Charles Graham, research director of Richmond Underwriting Ltd, argues that the problem with the introduction of dedicated or integrated vehicles which have no third party investors is the lower level of disclosure. Transparency of information, he believes, is an important safeguard for the market's future.

Andrew Duguid admits that once a syndicate is under effective control of the parent, its approach may change. This does not worry him, "provided we can maintain a structure in which there are many units and no one is excessively dominant."

At the moment, Lloyd's would regard any group controlling 15% of the capacity of the market as a point at which it would want to examine the situation, but no group currently comes near that level.


After the scandals of the 1980s and losses of the 1990s, Lloyd's welcomed the arrival of outside investors, particularly quoted companies, who were expected to apply a degree of management rigour and outside control that had been unusual previously.

We do not yet know whether their presence will mean better results long term. It is not necessarily the case, at least across the board.

Analyst Chris Hitchings at UBS Ltd argues: "Lloyd's has consistently outperformed its permanently capitalised competitors and built a valuable franchise based on expertise and service."

Large dedicated corporate investors can provide a comparatively stable capital base for managing agencies and allow them to develop longer term plans and strategies, even if they still have to reconstitute syndicates every year under the system of the annual venture.

But, says Charles Graham, they do present a potential threat to the future of Lloyd's as a market place. "I do not see the main conflict as being between limited and unlimited capital; the key issue is whether the market should be supported by large blocks of dedicated capacity or by smaller capital providers supporting a spread of businesses.

"Diversity of capital is critical to the survival of the subscription market and to the market's ability to rejuvenate itself by setting up new syndicates and new agencies. The size of some of the new Lloyd's players is also a threat. If ACE suddenly withdrew, it would have a big effect on confidence in the market as a whole."

Two factors unique to Lloyd's seem to offset this concern about concentration. One is the tenacity of the remaining individual Names. The other is the advantage which Lloyd's offers niche and start up operations.

Although the number of individual Names has fallen below 7,000 from the peak of 34,218 in 1989, those who remain are far from packing their tents and leaving it to the big corporates to fight out. In 1996, one Name bought a £1.9 million line of capacity on a single syndicate.

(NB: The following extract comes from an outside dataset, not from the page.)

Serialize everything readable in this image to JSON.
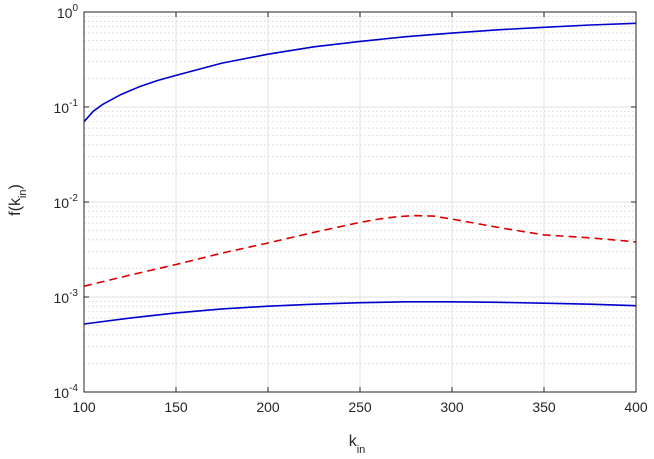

The wave of takeovers and mergers among international reinsurers is sometimes expected to result in breakaway ventures, but the barriers to entry for new entrants are high - except in Lloyd's. Though investors hoping to become serious players in the market are unlikely to opt for the absolute basic £500,000 minimum capital, it would still be possible to start respectably with less than the £50 to £100 million generally regarded as essential in the London company market and significantly more in the international market.

Provided the people and companies involved are found suitable by Lloyd's, they can take immediate advantage of Lloyd's worldwide licences, sophisticated distribution network, a strong brand name and an "A" rating from Best's.

This diversity is important. Chris Hitchings argues that if Lloyd's abandons the annual venture and becomes a "bourse" of a few large insurance company controlled underwriting businesses, it would be modelling the Lloyd's of the future on the failed New York insurance exchange.

"If Lloyd's goes down that road," he says, "historians will one day wonder why the only insurance exchange to have survived the great insurance crisis of the late 1980s promptly modelled its financial structure precisely on one of the ones that did not."

Lee Coppack is co-editor of Global Reinsurance. She has been an insurance writer and analyst for nearly 20 years.